The results were similar when the COVID-19 group was compared with the historical controls, Xie and colleagues wrote.

The results did not vary by age, race, sex, obesity, smoking, diabetes, chronic kidney disease, hyperlipidemia and CVD. An analysis of only participants who had no CVD at baseline was consistent with the main results, the researchers wrote.

Severity of infection

Compared with the contemporary control group, in the COVID-19 group, the risks and 1-year burdens of the CV outcomes increased with increasing severity of infection, but even those who had COVID-19 and were not hospitalized for it had elevated risk for most CV outcomes compared with controls, according to the researchers, who noted there were similar findings for the COVID-19 group compared with the historical controls.
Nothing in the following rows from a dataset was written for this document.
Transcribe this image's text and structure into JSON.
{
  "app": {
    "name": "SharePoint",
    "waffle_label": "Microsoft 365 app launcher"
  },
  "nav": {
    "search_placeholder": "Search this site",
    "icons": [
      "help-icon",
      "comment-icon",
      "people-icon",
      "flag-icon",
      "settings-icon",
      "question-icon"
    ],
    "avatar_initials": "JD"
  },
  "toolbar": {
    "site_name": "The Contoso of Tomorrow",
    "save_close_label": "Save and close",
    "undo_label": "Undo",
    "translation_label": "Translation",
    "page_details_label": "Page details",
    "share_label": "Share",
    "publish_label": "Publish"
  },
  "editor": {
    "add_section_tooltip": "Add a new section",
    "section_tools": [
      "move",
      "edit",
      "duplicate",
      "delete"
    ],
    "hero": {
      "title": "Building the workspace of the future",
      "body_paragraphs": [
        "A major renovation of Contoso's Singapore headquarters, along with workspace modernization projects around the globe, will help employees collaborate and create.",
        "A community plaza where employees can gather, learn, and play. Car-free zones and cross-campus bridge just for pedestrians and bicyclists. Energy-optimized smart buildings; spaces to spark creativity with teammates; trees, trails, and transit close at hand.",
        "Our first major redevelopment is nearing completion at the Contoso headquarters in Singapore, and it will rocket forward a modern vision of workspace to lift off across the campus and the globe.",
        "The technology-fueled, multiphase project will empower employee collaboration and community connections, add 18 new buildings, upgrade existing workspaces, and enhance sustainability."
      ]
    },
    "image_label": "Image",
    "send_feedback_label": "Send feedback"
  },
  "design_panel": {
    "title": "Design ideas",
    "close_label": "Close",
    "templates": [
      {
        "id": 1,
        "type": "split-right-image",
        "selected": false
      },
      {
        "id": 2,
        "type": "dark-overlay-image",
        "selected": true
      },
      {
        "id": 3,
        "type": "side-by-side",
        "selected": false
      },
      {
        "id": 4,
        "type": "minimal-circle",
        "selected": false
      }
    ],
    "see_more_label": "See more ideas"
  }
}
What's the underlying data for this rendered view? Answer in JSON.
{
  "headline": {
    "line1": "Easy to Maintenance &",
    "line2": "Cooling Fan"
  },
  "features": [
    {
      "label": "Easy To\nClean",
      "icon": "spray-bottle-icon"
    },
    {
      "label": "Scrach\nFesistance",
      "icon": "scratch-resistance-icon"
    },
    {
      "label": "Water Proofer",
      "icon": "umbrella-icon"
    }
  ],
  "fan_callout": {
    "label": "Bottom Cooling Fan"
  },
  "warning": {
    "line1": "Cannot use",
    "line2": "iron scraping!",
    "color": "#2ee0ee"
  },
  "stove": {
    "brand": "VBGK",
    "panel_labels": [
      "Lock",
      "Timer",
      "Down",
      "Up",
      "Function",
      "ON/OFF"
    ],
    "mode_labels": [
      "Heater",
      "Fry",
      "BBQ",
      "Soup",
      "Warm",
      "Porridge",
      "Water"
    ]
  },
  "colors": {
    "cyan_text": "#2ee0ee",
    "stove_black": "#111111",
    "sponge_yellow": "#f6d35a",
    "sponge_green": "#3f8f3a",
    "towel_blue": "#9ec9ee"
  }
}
In addition, Xie and colleagues wrote, COVID-19 was associated with elevated risk for myocarditis and pericarditis when participants were censored at the time of first COVID-19 vaccine dose and after adjustment for vaccination as a time-varying covariate.

“Care strategies of people who survived the acute episode of COVID-19 should include attention to cardiovascular health and disease,” Xie and colleagues wrote. “Our study shows that the risk of incident cardiovascular disease extends well beyond the acute phase of COVID-19.”